Royal Mail shares have a dividend yield over 8%, but the stock is down 63% since January. Here’s how much I’d have if I’d bought the stock five years ago.

| More on:

The content of this article was relevant at the time of publishing. Circumstances change continuously and caution should therefore be exercised when relying upon any content contained within this article.

Shot of a senior man drinking coffee and looking thoughtfully out of a window

Image source: Getty Images

You’re reading a free article with opinions that may differ from The Motley Fool’s Premium Investing Services. Become a Motley Fool member today to get instant access to our top analyst recommendations, in-depth research, investing resources, and more. Learn More.

Since 2017, Royal Mail (LSE:RMG) has increased its revenues by 30%, its operating income by 51%, and its earnings per share by 125%. But if I’d bought Royal Mail shares five years ago, how much would I have made?

Share price

To start with, it’s worth noting that the Royal Mail share price is significantly lower than it was five years ago. At the start of October 2017, the stock traded at a price of £3.78 per share.

Today, shares trade at £1.84. That’s a decline of over 50%, meaning that if I’d invested £1,000 in the stock five years ago, I could sell it today for around £487.40.

That’s not a particularly impressive return. But there are two reasons why I don’t think this is a good way to measure the success of an investment in Royal Mail.

There are two reasons for this. First, as Warren Buffett says, making an investment isn’t about trying to determine what is going to happen to the price of a stock — it’s about trying to figure out how much cash a business is going to produce.

The other reason is that Royal Mail has paid out significant dividends to shareholders. Simply considering the price of the stock today ignores the cash that I would have received as a shareholder if I’d bought the stock five years ago.

Dividends

Five years ago, £1,000 invested in Royal Mail shares would have bought me 264 shares. Since then, the company has paid out dividends totalling £1.06 per share to its owners.

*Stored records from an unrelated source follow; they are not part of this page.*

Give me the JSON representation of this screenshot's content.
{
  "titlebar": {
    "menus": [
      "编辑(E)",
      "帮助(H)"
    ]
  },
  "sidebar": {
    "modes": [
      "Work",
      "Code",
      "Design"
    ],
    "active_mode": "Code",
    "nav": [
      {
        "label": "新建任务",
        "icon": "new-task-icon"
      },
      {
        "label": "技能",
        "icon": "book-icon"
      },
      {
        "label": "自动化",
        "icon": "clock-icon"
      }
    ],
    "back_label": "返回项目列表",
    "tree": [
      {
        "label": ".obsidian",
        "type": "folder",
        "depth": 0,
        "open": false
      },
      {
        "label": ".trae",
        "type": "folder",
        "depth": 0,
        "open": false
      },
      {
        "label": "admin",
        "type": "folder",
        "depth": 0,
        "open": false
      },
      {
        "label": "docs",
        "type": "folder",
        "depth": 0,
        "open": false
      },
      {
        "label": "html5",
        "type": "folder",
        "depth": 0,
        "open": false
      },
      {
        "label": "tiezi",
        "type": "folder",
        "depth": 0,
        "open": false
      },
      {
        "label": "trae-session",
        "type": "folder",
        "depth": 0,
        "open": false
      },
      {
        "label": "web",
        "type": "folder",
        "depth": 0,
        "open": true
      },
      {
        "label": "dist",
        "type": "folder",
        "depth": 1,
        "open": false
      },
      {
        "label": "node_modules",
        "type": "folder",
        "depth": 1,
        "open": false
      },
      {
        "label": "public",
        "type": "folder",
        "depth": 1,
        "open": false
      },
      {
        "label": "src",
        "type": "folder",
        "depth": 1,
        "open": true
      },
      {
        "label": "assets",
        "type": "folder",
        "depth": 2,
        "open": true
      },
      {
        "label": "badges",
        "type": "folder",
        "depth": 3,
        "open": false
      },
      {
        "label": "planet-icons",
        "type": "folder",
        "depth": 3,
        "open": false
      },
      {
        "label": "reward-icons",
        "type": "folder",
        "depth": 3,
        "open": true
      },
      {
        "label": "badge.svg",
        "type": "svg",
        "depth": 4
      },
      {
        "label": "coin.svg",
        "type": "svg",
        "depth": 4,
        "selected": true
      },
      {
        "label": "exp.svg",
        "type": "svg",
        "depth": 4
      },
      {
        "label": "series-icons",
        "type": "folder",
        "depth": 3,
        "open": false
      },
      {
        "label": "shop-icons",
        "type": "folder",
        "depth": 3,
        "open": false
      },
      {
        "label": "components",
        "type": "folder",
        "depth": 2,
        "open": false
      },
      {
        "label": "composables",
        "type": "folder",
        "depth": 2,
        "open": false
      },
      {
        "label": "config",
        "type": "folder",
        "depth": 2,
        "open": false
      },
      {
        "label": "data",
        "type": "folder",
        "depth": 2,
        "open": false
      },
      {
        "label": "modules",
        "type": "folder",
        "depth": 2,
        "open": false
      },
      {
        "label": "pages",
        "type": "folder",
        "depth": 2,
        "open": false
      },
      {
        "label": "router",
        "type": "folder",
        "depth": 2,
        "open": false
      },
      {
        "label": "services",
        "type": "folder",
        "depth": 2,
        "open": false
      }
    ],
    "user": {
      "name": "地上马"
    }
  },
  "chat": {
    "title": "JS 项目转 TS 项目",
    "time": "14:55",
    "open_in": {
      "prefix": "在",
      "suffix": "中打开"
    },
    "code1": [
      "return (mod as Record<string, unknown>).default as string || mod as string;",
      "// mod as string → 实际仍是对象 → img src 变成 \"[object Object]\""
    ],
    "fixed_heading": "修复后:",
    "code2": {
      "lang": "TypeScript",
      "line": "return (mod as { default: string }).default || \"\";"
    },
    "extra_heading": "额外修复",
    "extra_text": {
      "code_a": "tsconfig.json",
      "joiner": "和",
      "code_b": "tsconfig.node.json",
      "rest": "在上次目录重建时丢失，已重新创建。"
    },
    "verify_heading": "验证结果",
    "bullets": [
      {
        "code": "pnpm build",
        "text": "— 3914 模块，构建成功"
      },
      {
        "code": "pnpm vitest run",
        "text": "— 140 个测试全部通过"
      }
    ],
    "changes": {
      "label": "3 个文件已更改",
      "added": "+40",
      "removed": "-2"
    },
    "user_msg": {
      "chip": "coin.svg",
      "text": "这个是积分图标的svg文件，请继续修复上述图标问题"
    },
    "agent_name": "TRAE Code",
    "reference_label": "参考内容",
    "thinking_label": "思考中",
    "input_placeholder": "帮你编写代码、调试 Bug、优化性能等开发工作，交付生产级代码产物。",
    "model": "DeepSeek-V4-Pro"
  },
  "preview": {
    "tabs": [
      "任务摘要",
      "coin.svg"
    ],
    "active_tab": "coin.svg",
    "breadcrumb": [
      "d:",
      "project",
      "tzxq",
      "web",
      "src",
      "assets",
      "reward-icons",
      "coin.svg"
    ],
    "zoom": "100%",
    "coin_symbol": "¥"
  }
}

That means that I’d have received around £280 in dividends — an average annual return of 5.6%. Adding that to my £487.40 takes my total return to £767, implying a loss of £233 on my original £1,000 investment.

Even that isn’t the full story, though. I could have reinvested my dividends as I’d received them. 

Doing this would have both increased my investment in Royal Mail and boosted my dividend income. If I’d reinvested my dividends, I’d now have 359 shares and would have received £321 in dividends.

To me, that’s the real story of what I’d have if I’d invested £1,000 in Royal Mail shares — an asset that currently generates £71 annually. I could sell that asset for £662 if I wanted to, but that’s not really what I think investing is about.

Royal Mail shares

Today, £1,000 in Royal Mail shares would get me 542 shares. My investment would pay £108 in dividends each year.

Royal Mail might have fallen out of the FTSE 100 recently. But I’d do better investing £1,000 into the company today than I would have five years ago. 

Stephen Wright has no position in any of the shares mentioned. The Motley Fool UK has no position in any of the shares mentioned. Views expressed on the companies mentioned in this article are those of the writer and therefore may differ from the official recommendations we make in our subscription services such as Share Advisor, Hidden Winners and Pro. Here at The Motley Fool we believe that considering a diverse range of insights makes us better investors.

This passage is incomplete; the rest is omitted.